Just as Andromeda was technologically behind the 8-ball, so too was the writing team running pathetically behind schedule. The writing team, led by Grand Theft Auto 5 rape-girl Sam Mags, had apparently spent pre-production sitting around and flicking their collective beans to high-level story concepts, meaning that once Andromeda finally entered into production they had to scramble in order to get something written.
The team that probably had it the worst was animation. They entered into production under-staffed and without the final animation system in place. This team was given some assistance in the form of external studios contracted to help with animation – yet this was ineffective when it came to the facial animation due to the fact that the writing team did not have a finalised script locked into place until late in development. In previous Mass Effect games the Bioware Edmonton team had used a piece of middleware software to automatically generate facial animations based on recorded dialogue, and had then gone through and retouched facial animations by hand, with the most likely dialogue paths receiving the most attention. The fact that most other teams were running behind meant that the animation team did not have the ability to go through and retouch facial animations to the degree that they should have, and so much of the goofy animation memes at launch are the direct result of computer algorithms synthesizing human expression, with zero human intervention or input.
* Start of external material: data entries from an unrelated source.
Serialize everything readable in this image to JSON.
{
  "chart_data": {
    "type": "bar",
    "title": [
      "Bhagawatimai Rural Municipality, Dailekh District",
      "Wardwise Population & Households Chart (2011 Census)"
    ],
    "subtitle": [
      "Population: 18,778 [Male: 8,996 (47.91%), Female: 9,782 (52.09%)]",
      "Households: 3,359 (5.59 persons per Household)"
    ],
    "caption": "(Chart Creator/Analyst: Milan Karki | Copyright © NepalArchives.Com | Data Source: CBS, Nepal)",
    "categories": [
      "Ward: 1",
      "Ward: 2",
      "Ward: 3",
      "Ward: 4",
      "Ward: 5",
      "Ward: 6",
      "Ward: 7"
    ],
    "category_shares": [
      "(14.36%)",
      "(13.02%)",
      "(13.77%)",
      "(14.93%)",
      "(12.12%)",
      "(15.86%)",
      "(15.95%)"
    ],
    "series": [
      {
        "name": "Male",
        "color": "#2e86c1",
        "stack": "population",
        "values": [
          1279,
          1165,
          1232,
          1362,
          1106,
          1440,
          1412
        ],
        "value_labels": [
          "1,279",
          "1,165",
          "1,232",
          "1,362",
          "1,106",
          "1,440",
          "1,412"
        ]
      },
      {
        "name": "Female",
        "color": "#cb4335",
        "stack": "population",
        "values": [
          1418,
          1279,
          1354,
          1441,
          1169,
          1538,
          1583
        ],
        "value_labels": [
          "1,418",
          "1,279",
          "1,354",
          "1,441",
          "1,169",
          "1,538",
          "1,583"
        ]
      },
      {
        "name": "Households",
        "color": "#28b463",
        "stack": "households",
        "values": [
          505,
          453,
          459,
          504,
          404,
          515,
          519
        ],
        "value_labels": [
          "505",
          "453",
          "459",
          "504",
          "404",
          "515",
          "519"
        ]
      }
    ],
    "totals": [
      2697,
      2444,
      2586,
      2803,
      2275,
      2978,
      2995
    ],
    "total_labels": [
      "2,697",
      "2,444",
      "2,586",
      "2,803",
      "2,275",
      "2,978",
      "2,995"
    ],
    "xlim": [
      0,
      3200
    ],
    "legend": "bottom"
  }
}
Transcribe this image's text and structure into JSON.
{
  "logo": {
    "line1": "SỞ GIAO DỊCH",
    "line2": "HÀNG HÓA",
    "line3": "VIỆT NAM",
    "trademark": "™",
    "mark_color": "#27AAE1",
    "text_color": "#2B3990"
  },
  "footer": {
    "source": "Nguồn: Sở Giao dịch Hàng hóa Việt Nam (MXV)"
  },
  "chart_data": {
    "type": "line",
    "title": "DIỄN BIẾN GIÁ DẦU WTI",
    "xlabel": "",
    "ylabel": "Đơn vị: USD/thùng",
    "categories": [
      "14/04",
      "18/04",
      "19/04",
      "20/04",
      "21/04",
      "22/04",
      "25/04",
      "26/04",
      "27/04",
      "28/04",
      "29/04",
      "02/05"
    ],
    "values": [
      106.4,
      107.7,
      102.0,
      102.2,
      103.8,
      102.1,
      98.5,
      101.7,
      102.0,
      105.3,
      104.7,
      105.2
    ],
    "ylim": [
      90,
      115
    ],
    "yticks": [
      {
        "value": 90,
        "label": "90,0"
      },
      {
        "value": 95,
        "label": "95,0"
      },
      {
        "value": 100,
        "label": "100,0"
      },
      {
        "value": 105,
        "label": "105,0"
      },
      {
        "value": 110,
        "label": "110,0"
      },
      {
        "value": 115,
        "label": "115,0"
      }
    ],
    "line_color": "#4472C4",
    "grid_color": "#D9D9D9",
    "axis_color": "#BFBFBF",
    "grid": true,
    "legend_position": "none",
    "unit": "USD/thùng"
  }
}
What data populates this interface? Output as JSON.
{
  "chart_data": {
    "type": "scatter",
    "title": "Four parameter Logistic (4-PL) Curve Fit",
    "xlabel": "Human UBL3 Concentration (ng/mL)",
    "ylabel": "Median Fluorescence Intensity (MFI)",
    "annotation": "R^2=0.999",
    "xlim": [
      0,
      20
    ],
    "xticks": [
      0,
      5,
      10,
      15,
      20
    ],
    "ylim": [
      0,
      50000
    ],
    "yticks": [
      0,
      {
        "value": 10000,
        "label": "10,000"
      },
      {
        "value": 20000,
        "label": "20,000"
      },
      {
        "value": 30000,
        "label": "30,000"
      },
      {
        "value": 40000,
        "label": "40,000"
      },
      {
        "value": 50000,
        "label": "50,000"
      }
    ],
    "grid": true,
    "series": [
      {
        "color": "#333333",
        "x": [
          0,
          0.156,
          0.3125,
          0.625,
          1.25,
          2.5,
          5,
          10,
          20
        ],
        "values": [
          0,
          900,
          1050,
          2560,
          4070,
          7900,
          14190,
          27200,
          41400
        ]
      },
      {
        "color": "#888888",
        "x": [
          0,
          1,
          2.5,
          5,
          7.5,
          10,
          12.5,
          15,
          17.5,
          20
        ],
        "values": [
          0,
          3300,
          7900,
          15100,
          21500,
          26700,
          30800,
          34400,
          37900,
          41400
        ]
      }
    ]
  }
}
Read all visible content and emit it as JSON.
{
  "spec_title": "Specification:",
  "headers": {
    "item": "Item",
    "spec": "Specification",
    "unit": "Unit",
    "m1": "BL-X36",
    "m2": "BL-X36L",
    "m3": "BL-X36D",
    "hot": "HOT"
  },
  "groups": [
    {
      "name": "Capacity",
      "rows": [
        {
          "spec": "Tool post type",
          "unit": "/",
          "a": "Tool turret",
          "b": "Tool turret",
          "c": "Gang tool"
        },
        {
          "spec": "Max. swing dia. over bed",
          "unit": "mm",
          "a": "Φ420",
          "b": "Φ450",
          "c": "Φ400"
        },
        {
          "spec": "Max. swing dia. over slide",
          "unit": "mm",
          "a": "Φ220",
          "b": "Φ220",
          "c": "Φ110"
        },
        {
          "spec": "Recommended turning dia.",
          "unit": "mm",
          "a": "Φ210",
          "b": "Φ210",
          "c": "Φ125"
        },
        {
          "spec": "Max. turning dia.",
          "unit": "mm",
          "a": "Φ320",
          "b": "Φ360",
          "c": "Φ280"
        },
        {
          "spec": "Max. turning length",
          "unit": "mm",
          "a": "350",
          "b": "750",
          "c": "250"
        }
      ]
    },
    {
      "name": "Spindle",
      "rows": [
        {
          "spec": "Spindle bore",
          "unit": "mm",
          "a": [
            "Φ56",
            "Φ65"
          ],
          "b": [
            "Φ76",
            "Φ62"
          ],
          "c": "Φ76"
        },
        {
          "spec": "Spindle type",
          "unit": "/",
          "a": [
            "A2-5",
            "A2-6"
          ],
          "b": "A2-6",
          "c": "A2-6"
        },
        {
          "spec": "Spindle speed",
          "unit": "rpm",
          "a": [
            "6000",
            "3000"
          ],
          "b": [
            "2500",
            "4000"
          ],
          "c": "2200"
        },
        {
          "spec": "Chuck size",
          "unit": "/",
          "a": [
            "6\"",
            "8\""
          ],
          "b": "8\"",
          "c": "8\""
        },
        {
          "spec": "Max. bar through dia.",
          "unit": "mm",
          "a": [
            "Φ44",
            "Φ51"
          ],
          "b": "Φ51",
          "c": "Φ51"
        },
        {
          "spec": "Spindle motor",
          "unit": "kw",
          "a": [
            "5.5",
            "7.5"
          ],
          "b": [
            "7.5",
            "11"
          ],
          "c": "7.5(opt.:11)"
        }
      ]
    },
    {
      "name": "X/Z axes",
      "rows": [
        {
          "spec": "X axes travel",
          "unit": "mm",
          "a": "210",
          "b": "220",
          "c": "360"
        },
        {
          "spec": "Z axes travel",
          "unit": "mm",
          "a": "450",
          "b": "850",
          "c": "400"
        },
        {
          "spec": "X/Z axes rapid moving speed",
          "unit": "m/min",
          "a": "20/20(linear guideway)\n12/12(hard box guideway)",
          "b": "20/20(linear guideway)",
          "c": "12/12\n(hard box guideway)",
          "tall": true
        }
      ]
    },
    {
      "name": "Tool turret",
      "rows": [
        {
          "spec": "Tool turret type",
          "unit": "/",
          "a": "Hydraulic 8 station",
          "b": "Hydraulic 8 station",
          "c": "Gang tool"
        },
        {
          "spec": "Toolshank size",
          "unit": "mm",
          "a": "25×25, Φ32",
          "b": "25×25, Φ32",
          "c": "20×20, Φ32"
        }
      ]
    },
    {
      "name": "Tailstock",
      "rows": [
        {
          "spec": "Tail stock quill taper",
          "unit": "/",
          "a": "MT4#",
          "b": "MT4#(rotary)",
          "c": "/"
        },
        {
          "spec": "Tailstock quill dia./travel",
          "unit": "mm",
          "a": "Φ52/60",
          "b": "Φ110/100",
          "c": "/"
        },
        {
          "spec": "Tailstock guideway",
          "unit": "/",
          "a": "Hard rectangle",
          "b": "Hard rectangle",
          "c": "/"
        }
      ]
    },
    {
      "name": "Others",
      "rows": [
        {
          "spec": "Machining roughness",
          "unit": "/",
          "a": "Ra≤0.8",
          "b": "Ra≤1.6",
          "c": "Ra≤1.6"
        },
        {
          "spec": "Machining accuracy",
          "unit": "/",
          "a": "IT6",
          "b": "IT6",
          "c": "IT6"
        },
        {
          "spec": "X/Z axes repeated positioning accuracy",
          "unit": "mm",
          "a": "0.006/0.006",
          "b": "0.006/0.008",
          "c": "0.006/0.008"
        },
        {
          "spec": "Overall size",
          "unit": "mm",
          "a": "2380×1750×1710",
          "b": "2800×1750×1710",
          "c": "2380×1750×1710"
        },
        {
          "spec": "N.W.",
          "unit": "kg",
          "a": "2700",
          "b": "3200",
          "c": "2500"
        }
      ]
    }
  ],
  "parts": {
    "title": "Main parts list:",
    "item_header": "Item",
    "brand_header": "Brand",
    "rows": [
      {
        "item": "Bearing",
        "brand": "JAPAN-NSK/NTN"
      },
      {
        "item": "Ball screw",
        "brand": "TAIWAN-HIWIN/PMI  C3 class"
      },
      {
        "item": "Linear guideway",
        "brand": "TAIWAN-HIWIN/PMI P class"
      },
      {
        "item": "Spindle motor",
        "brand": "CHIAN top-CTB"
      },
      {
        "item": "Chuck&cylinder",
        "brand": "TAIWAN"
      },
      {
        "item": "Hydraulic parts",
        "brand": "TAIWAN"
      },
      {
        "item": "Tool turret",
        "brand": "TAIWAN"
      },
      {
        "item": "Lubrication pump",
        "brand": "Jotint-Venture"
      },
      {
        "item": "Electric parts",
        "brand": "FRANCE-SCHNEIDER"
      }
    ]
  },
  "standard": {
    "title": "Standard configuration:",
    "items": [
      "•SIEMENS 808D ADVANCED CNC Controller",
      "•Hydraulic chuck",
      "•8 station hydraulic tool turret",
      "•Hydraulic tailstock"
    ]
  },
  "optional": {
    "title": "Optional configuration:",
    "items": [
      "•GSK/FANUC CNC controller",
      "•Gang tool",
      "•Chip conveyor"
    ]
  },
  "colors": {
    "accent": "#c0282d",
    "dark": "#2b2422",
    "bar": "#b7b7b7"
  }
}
In fact the people working on the game’s cutscenes also faced difficulty from another direction. They came across a situation they termed ‘regression’, where they would develop a sequence to the point of completion, only to have it broken if one of the other teams made a small update to the way visual effects were displayed or went over budget on memory. This is why many cutscenes in the game actually look worse than leaked alpha footage.
“We’ll put something together, and it’s been bug tested and signed off and approved. We’d say, ‘OK, we can now move on from that to the next thing.’ And while our backs are turned, what we’d just put together falls apart.”
The final piece of the puzzle is the question of just how the game was allowed to go gold when it was still in such a horrible state. The answer to that goes to EA’s over-reliance on Metacritic as a metric, and their use of dummy review agencies to predict metascores. A simulated review process performed on the game indicated that Mass Effect: Andromeda would score between 80-85% on Metacritic – in reality the game would barely scrape its way to 70%. That said, one could totally envision a scenario wherein Bioware’s blogger chums awarded it with industry average pass marks of 80% – but such a situation became an impossibility once the game was put on EA Access, and the public was able to pass judgement days ahead of the game’s review embargo.
“When the mock reviews came in for Mass Effect: Andromeda, BioWare’s leads were relieved — the Metacritic was expected to be in the low-to-mid-80s, according to two sources. Although Andromeda’s developers knew the game wasn’t perfect, they were fine with a score like that. If they hit somewhere between 80 and 85, they could use what they’d built for Andromeda to make the sequel way better, much like Casey Hudson and his team had done from Mass Effect 1 to Mass Effect 2.”
There would be no sequel. Mass Effect would be indefinitely shelved, and Andromeda‘s developers scattered to the four winds, never to helm a AAA production again. Regardless of any less than ideal meddling on the part of EA, the bulk of the blame for the way that Andromeda turned out has to reside with the weak leadership and planning provided by Bioware Montreal. This amateur effort led to a predictable result.